Funny how they neglect to say why he ‘left’. That’s what one ought to expect from a pro-software patents site.

Yet another pro-software patents site cites USPTO‘s new rules to acknowledge that software patents are now in trouble in the US. Quoting a relevant portion:

Just six days following the Alice opinion, on June 25, the PTO issued the USPTO Preliminary Examination Instructions In View Of The Supreme Court Decision in Alice Corporation Pty Ltd v CLS Bank International, et al. These Preliminary Instructions interpreted Alice to suggest that all claims directed to laws of nature, natural phenomena, and abstract ideas, regardless of the technology or the category of invention, should be analysed for patent eligibility using the two-step Mayo analysis. Some public commentary asserted to the PTO following the Preliminary Instructions report that many pending business method and software claims, which under the previous USPTO guidance may have been patent eligible, are now being rejected as patent ineligible.

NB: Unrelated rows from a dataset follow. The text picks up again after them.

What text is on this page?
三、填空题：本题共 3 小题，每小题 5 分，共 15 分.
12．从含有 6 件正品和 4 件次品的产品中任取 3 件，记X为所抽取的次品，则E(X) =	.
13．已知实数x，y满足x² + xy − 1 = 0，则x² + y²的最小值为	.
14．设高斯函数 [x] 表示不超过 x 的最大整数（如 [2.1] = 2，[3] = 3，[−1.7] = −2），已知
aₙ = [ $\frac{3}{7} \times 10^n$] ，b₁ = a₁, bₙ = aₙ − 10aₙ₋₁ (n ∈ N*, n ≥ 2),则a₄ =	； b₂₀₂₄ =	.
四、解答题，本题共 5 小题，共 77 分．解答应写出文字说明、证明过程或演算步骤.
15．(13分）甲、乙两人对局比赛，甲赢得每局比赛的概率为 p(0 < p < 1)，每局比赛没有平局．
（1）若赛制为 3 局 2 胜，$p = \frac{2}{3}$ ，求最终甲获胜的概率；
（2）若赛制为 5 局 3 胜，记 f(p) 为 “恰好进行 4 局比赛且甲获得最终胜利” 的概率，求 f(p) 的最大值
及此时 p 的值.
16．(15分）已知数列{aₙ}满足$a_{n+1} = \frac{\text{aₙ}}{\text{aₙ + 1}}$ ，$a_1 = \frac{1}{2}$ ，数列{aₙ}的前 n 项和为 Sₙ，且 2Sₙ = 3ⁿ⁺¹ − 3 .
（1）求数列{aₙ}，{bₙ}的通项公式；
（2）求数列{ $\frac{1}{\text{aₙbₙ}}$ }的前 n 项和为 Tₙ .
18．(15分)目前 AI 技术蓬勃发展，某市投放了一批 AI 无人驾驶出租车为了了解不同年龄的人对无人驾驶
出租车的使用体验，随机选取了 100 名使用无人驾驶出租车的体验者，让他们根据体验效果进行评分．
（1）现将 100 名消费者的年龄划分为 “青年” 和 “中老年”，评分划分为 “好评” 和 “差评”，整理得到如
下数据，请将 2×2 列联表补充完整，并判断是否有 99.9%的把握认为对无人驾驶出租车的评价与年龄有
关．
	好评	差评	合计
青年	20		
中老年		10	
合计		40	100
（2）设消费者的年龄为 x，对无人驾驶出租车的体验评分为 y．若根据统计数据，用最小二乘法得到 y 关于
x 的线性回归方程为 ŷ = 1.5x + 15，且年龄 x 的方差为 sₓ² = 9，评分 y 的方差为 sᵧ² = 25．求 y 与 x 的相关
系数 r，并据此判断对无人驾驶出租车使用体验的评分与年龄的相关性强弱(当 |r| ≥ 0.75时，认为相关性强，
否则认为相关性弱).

The significance of the above items should be clear; even the most ardent supporters of software patents are gradually weakening and are willing to admit that software patents are in trouble. They may not say much about corruption in courts that supported software patents, but they do spot the trend.

Techrights is going to provide exclusive coverage with some major leaks about the EPO later this month. There is corruption here in the European patent system as well. We intend to expose it.